Without a wrinkle in the whole prophecy of the Chosen One, the story of The Rise of Skywalker probably won’t work. Then again, if Anakin really is the Chosen One, then the idea that he’ll show up as a spirit in The Rise of Skywalker makes a ton of sense. Who knows? Maybe the spirit of Anakin will possess Kylo Ren and become a hero again!

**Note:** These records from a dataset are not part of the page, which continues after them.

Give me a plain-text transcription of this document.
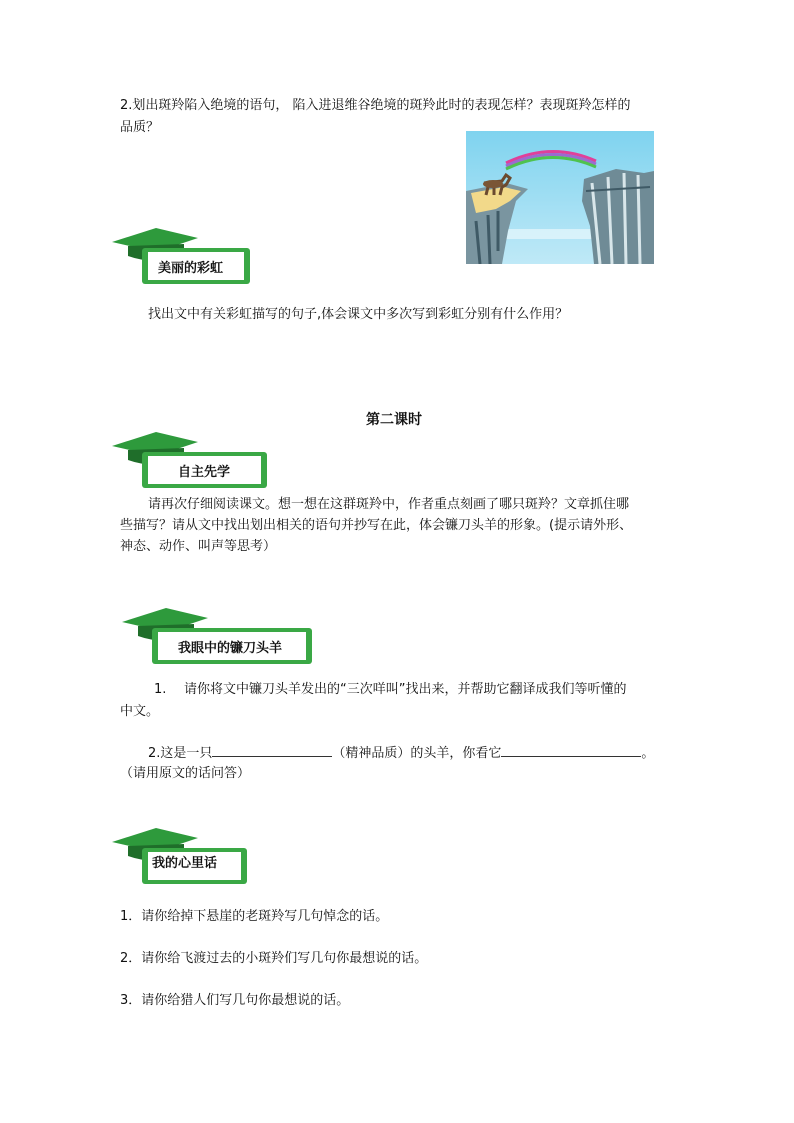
2.划出斑羚陷入绝境的语句， 陷入进退维谷绝境的斑羚此时的表现怎样？表现斑羚怎样的
品质？
美丽的彩虹
找出文中有关彩虹描写的句子,体会课文中多次写到彩虹分别有什么作用？
第二课时
自主先学
请再次仔细阅读课文。想一想在这群斑羚中，作者重点刻画了哪只斑羚？文章抓住哪
些描写？请从文中找出划出相关的语句并抄写在此，体会镰刀头羊的形象。(提示请外形、
神态、动作、叫声等思考）
我眼中的镰刀头羊
1. 请你将文中镰刀头羊发出的“三次咩叫”找出来，并帮助它翻译成我们等听懂的
中文。
2.这是一只	（精神品质）的头羊，你看它	。
（请用原文的话问答）
我的心里话
1．请你给掉下悬崖的老斑羚写几句悼念的话。
2．请你给飞渡过去的小斑羚们写几句你最想说的话。
3．请你给猎人们写几句你最想说的话。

Sup. It's me, Palps. I know EVERYTHING.

StarWars.com

1. What Was Palpatine’s Plan Exactly?

Throughout nearly every Star Wars movie he’s in, Palpatine either alludes to advanced planning for his evil schemes, or straight-up says shit like “Everything is happening exactly has I’ve forseen.” But, just how far ahead did Palpatine plan?

In The Phantom Menace, it is made fairly plain that Palps creates the crisis on Naboo, which eventually gets him elected Supreme Chancellor. After that, we kind of know what happens: Palps turns the Republic into the Empire and starts wearing a black bathrobe almost exclusively. But what about after that? Just how far did Palpatine’s clairvoyance extend? Because if Palpatine did somehow survive being thrown into the reactor core of the Death Star by Darth Vader in Return of the Jedi, did he actually plan on that happening? 

In other words, the return of Palpatine in The Rise of Skywalker is poised to make the entire saga a long-con perpetrated by Palps himself. And if that’s the case, then everything he does in The Phantom Menace might demand a closer look.

Star Wars: The Rise of Skywalker is out everywhere on December 20, 2019.